O Governo do Paraná, por meio da Secretaria de Estado da Saúde (Sesa), tem intensificado ações voltadas à redução da mortalidade materna, com resultados já perceptíveis. Em 2025, o Estado registrou queda de 25% nos índices em comparação com 2024, passando de 62,6 para 46,3 óbitos a cada 100 mil nascidos vivos.
A redução é atribuída a um conjunto de medidas que envolvem a reorganização da Rede de Atenção à Saúde, fortalecimento da atenção primária e adoção de metodologias como o PlanificaSUS. As estratégias buscam ampliar o acesso das gestantes aos serviços de saúde e garantir um atendimento mais seguro e humanizado durante a gestação, parto e puerpério.
Em 2026, o Paraná avançou com a implementação de um novo plano de ação que incorpora o Plano Estadual da Rede Alyne. A proposta prevê a qualificação dos serviços em todas as macrorregiões, com foco especial no atendimento de mulheres em situação de vulnerabilidade social.
De acordo com o secretário estadual da Saúde, César Neves, o objetivo é atuar em diferentes frentes para reduzir os índices de mortalidade materno-infantil e garantir suporte adequado às gestantes em todo o Estado.
As iniciativas também têm sido destaque entre equipes de saúde de diversas regiões do Paraná. Durante o encontro Saúde em Movimento, realizado em março, foram apresentadas experiências que vêm contribuindo diretamente para melhorar o acompanhamento pré-natal e reduzir faltas a consultas e exames.

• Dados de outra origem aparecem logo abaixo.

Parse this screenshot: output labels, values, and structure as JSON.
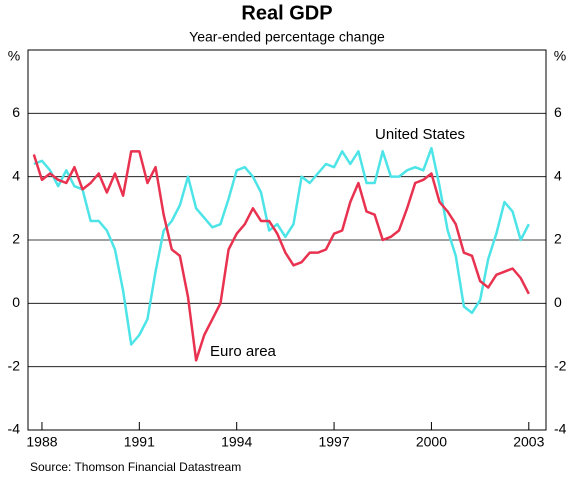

No município de Céu Azul, no Oeste do Estado, uma das ações adotadas foi a criação da chamada “Agenda Protegida”, com atendimento exclusivo para gestantes nas manhãs de quinta-feira. A medida evitou o contato com pacientes com doenças infecciosas, reduziu riscos e ampliou a participação de familiares no acompanhamento.
Já na 2ª Regional de Saúde, em São José dos Pinhais, a estratégia foi reforçar o cuidado em rede, com acompanhamento compartilhado de gestantes de alto risco entre diferentes serviços de saúde. A padronização de protocolos e o planejamento antecipado do parto também contribuíram para melhorar a assistência.
Em Arapoti, nos Campos Gerais, a dificuldade de adesão aos programas de pré-natal levou à criação do “Ultrassom Ecológico”, iniciativa educativa que utiliza representações artísticas para conscientizar gestantes e familiares. A ação resultou na redução de faltas em exames e consultas, além de melhorar o acompanhamento dos casos.
Segundo a Sesa, a aplicação da metodologia do PlanificaSUS permite adaptar as ações às características de cada região, promovendo um atendimento mais eficiente e humanizado em todo o Paraná.